1. Keri is basing his argument on extremely low sample sizes. Danks isn't a guy with a laundry list of injuries; he had ONE shoulder injury, which caused him both to not "throw a single pitch...after May" AND to have "shoulder surgery in August." Keri misleads his readers by suggesting that those are two different criteria.
2. The other "proof" is a 5.70 ERA over nine starts. I know KenWo was ready to throw Danks to the wolves at some point during those nine starts, but to suggest that he's a broken pitcher when he had a crappy bunch of starts right before a major injury is disingenuous.
3. Even if we assume that #1 and #2 are somehow rock-solid statistical indicators of future troubles (and, to his credit, Keri's suggests that he might be "overrating the recency effect here"), we are all well aware of Herm and his magical abilities.

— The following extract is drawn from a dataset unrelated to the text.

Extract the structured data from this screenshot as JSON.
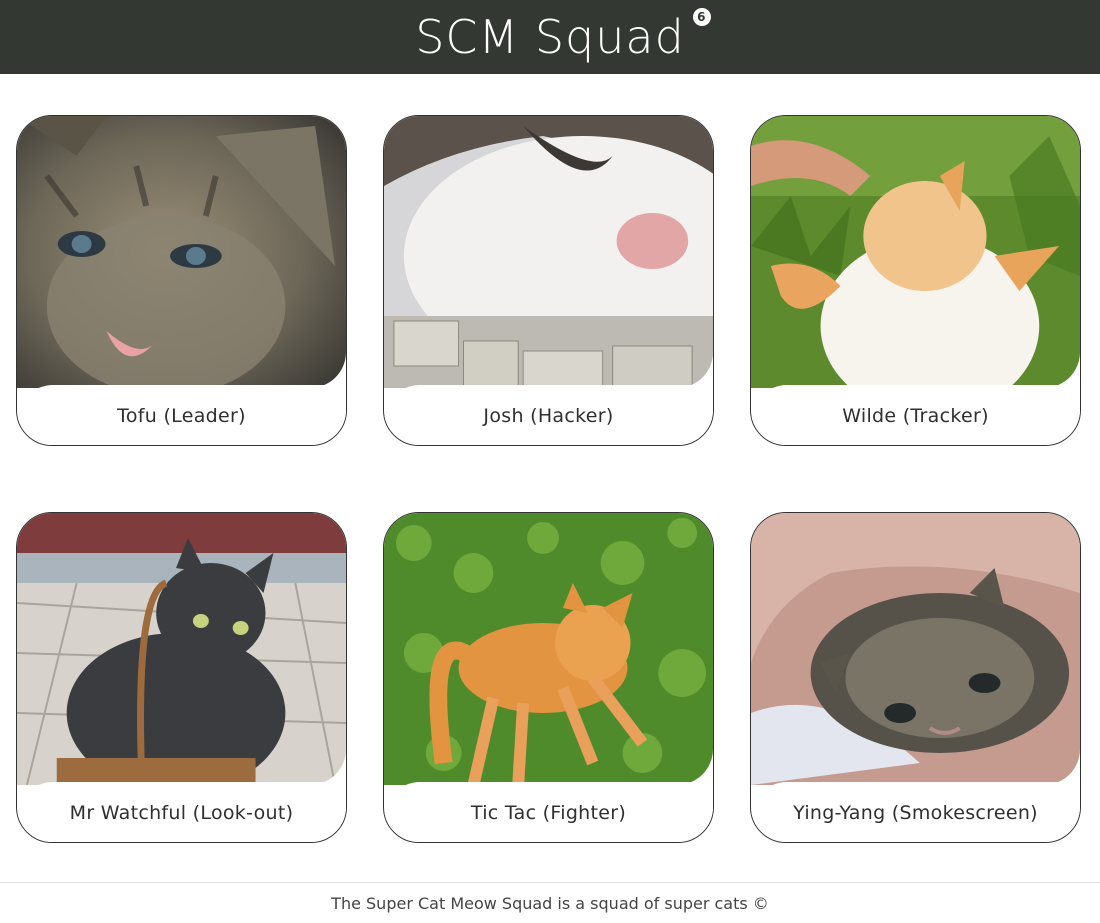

I'm shocked that Keri was either ignorant of or indifferent towards the Herm Effect. Wouldn't a White Sox pitcher, especially one in whom they have invested significantly, be more likely than nearly anybody else to be able to recover fully from a major injury? (Obviously, every injury is different, but if we don't have any reason to doubt Danks' recovery timetable, why should he?)
4. Coop.
This is not to suggest that I am 100% confident in a full recovery from Danks and a return to 2008-11 form. And I know that generally speaking, these subjective lists are written in order to be dissected and argued over. However, this really seems like unusually shoddy work from Keri, whose work I typically enjoy. Am I missing something, or is this just a classic case of the MSM misconstruing a situation and trying to come up with a nice round number for a list?